On July 1, 2021, there were approximately 1.36 million non-permanent residents in Canada (3.6 per cent of the population), and by Oct. 1, 2024, that number had increased to 3.15 million people, or 7.6 per cent of the total population.
“We’ve argued all along that the explosion in population growth – to nearly 1.3 million people within a year at one point – was playing a major role in many economic issues Canadian policymakers have been struggling to deal with,” wrote Mr. Kavcic, referring to problems with housing affordability and surging rents.
In 2024, in an attempt to manage negative sentiment related to the population surge, the Liberal government embarked on an immigration policy U-turn, limiting the number of study permits it issued as well as reducing the cap of foreign workers it allowed into the country.

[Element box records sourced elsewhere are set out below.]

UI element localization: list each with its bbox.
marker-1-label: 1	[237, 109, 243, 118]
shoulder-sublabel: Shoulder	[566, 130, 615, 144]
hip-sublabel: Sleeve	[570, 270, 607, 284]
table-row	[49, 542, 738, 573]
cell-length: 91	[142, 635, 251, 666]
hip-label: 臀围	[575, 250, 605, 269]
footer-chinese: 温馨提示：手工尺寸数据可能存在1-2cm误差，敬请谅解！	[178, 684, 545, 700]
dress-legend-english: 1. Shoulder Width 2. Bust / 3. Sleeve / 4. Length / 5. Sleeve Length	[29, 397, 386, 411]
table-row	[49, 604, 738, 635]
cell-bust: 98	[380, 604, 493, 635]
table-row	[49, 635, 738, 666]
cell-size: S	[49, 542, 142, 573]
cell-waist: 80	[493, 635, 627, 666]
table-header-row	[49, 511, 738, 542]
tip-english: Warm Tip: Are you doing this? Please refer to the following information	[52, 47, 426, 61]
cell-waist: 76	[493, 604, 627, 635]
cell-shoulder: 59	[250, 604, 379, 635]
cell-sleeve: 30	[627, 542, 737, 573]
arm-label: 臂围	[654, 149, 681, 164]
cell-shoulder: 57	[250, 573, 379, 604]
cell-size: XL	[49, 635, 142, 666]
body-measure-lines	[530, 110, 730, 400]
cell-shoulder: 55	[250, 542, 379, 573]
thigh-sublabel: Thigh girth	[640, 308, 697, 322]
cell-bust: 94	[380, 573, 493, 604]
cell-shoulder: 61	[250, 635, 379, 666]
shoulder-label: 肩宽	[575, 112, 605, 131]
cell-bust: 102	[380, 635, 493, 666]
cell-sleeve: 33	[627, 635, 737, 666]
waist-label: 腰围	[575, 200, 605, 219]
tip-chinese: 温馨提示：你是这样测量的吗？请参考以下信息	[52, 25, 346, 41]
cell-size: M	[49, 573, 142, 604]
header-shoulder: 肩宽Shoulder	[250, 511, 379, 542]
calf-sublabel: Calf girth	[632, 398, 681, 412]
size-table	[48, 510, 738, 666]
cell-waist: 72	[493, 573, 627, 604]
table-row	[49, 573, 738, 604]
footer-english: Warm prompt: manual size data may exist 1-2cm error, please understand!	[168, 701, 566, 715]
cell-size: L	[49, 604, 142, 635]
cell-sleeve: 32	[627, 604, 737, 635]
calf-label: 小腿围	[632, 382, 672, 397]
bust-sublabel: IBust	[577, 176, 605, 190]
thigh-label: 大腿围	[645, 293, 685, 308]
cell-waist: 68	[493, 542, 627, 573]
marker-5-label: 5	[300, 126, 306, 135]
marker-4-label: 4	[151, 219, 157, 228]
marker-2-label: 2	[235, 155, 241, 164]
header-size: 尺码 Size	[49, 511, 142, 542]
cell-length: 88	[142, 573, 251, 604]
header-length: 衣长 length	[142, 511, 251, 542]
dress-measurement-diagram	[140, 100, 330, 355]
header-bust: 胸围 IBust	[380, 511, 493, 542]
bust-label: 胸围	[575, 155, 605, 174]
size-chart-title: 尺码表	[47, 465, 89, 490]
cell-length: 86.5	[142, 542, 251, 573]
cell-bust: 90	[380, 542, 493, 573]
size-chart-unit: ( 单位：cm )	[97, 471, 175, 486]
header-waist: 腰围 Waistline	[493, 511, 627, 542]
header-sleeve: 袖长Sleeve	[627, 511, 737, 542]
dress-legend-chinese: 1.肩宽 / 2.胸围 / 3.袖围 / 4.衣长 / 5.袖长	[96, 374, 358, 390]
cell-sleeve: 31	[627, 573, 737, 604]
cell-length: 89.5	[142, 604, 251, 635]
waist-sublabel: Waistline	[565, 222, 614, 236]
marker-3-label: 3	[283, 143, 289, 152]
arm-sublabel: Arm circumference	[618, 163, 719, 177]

The policies appear to be having an impact. Statscan data showed that there were roughly 73,000 fewer study-permit holders in Canada in the third quarter of 2025, a sizable drop that was concentrated in Ontario and British Columbia. Both these provinces saw their first annual population declines on record.
All provinces and territories had fewer people this past quarter, except Alberta and Nunavut, which saw population growth of 0.2 per cent each.
LJ Valencia, an economist with Desjardins Group, predicted that the drop in non-permanent residents will boost Canada’s real GDP per capita, after declining growth in 2023 and 2024 from immigration.
“However, weaker population growth is also poised to act as a drag on the broader economy,” he wrote in a note on Wednesday.
“This will add to existing headwinds – from trade-policy uncertainty to the mortgage-renewal cycle – which are expected to weigh on near-term growth and the minds of central bankers.”